現在は絶版になっているが、自由民主党東京都支部連合(自民党都連)事務局広報部長小粥義雄(おがい よしお)が1994年4月に著作した『HITLER ヒトラー選挙戦略』(1994年4月出版)に現在安倍右翼内閣の総務相となっている右翼高市早苗が推薦文を寄せていて、そのことを書いている記事を紹介するツイッターに出会った。
《「説得できない有権者は抹殺」高市早苗推薦、自民党のヒトラー本が怖すぎる》(ライブドアニュース/2014年9月13日 21時45分)
最初の画像はその表紙である。
インターネットで調べたことだが、この書物が出版された1994年4月は38年間続いた自民党単独政権が崩壊し、非自民連立細川政権が誕生した1993年8月から6カ月後のことで、当時既に細川政権から羽田政権に移行していたが、要するに自民党が政権奪取に危機感を抱き、その危機感がヒトラー自身の思想が生み出した選挙戦略に親近性を抱かせたといったところなのだろう。
勿論、便宜的な一時的利用ではなく、独裁的思想を血としているがゆえの拒否感なき親近性でなければならない。この親近性については後で取り上げる。
書物をどのように解説し、どのような内容の記事となっているかはアクセスして貰って理解して貰うことにするが、記事が紹介している高市早苗の推薦文と、書物の一節を紹介している文言を取り上げて、自分なりに解説したと思う。
先ず書物の一節。
選挙活動の過程で「説得できない有権者は抹殺するべきです。この抹殺とは人を殺すことではありません。政治的活動を一切させないように工作することです」・・・・・
記事解説は、〈考えてみると、「「政治的活動を一切させないように工作」というのも相当に恐ろしい。それって、反自民党的な有権者ならびに市民団体や政治勢力を弾圧して、政治に関与させないようにする!ってことじゃないか?〉となっているが、言論の自由、思想・信条の自由の抹殺の意味を込めた“政治活動妨害”であって、独裁的思想を血としていなければこういった発想は生まれないだろうし、だからこそのヒトラーに対する拒否感なき親近性であろう。
このようにヒトラーに対する拒否感なき親近性から著した書物に高市早苗は推薦文を寄せた。同じ右翼の血を持たなければできない。
高市早苗推薦文「著者の指摘通り勝利への道は『強い意志』だ。国家と故郷への愛と夢を胸に、青年よ、挑戦しようよ!」
「国家と故郷への愛と夢を胸に、青年よ、挑戦しようよ!」とは、最終的に国家への奉仕を要求する言葉である。

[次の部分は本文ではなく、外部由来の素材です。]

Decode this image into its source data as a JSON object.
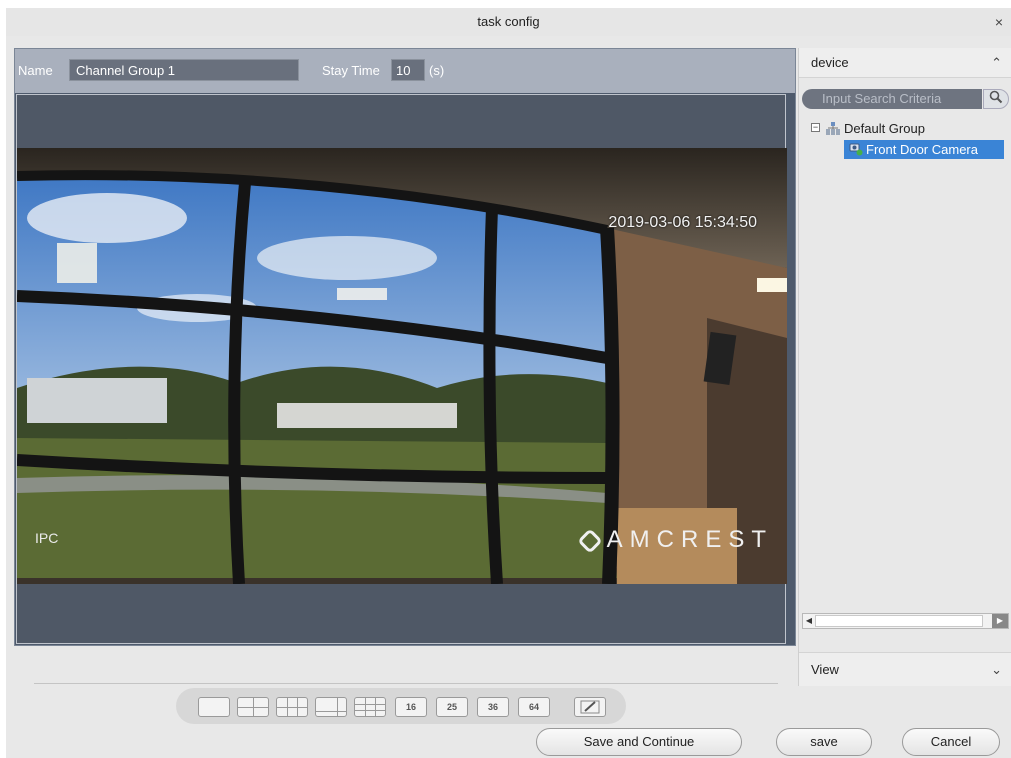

国家への奉仕は自身を国家と一体化させることである。自身の国家との一体化とは自分なるものを捨てて、国家の思想を自身の思想とすることを意味する。国家を唯一絶対として、お国のために命を投げ打てと言われたら、言われるがままに無条件に命を投げ打つ。
このことはまた個人としての自律性を自ら放棄することに他ならない。自分から考えて、自分の考えで行動することの放棄である。

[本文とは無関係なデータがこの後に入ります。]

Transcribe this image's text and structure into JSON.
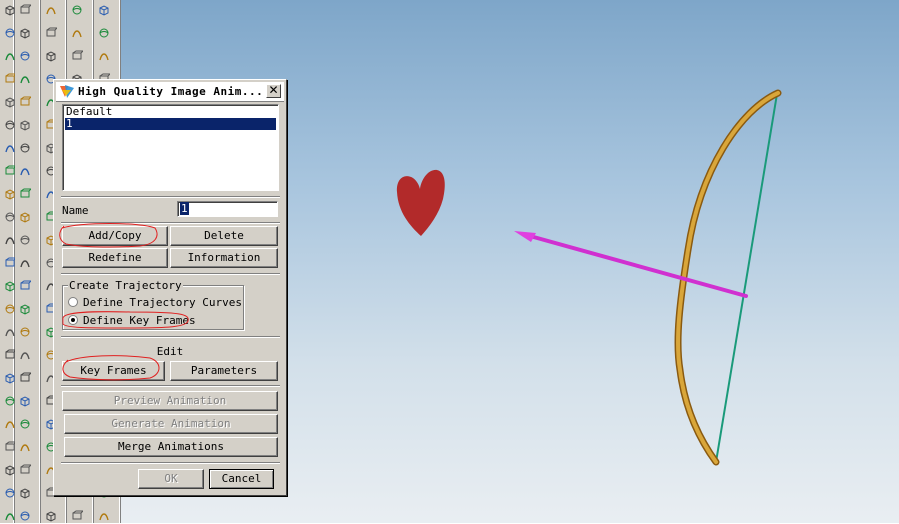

もし個人が何かに尽くすとしたら、高市早苗の言葉を借りるなら、何かに対して「愛と夢を胸に」抱いて「挑戦」するとしたら、何らかの他者の幸せへの奉仕を挑戦対象としなければならない。
政治家なら、国民という他者に対しての奉仕であって、国家に対してではない。
自分を捨てたなら、自分であることを失う。個人の幸せへの奉仕は他者へと自己を一体化させることではない。他者を唯一絶対とすることでも、自己を唯一絶対とすることでもなく、あくまでも自他を自律的存在として相互関連づけつつ個人の幸せを考え、行動しなければ、冷静な客観性・冷静な判断を失って、情緒的行動に堕すことになる。
高市早苗の国家への奉仕の要求は、当然、国家主義思想を纏っていることになる。
だからこそ、ヒトラーに対する拒否感なき親近性から著した書物に推薦文を寄せることができた。高市早苗の国家主義思想そのものから出た推薦文の言葉だということである。
次の総選挙で安倍自民党を大勝させて、高市早苗や稲田朋美、山谷えり子、その他の危険な右翼を再び好きにのさばらせてはいけない。